Speaker: Keren Censor-Hillel,

MIT Computer Science and Artificial Intelligence
Laboratory (CSAIL), Theory of Distributed Systems group

Title: Fast
Information Spreading in Graphs with Large Weak Conductance

Abstract:

Gathering data from nodes in a network is at the
heart of many distributed applications, most notably, while
performing a global task. We consider information spreading among n
nodes of a network, where each node v has a message m(v) which must be
received by all other nodes. The time required for information
spreading has been previously upper-bounded with an inverse
relationship to the conductance of the underlying communication graph. This
implies high running times for graphs with small conductance.

In this talk I will describe an information
spreading algorithm which overcomes communication bottlenecks and thus
achieves fast information spreading for a wide class of graphs, despite their
small conductance.

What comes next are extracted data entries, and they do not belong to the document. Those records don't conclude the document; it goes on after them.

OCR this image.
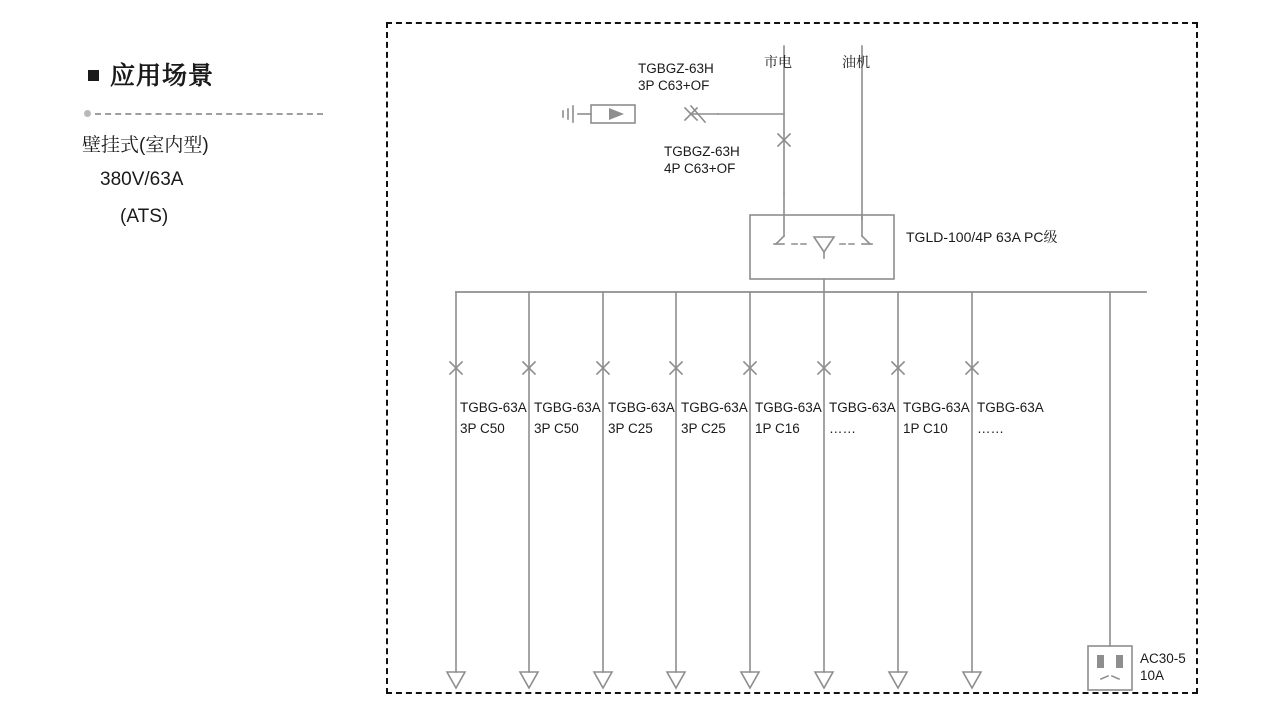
应用场景
壁挂式(室内型)
380V/63A
(ATS)
市电	油机
TGBGZ-63H
3P C63+OF
TGBGZ-63H
4P C63+OF
TGLD-100/4P 63A PC级
TGBG-63A
3P C50
TGBG-63A
3P C50
TGBG-63A
3P C25
TGBG-63A
3P C25
TGBG-63A
1P C16
TGBG-63A
……
TGBG-63A
1P C10
TGBG-63A
……
AC30-5
10A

As a key tool in our study we use the recently
defined concept of weak conductance, a generalization of classic graph
conductance which measures how well-connected the components of a
graph are. Our hybrid algorithm, which alternates between random and
deterministic communication phases, exploits the connectivity
within components by first applying partial information spreading, after
which messages are sent across bottlenecks, thus spreading further throughout
the network. This yields substantial improvements over
the best known running times of algorithms for information
spreading on any graph that has a large weak conductance, from polynomial
to polylogarithmic number of rounds.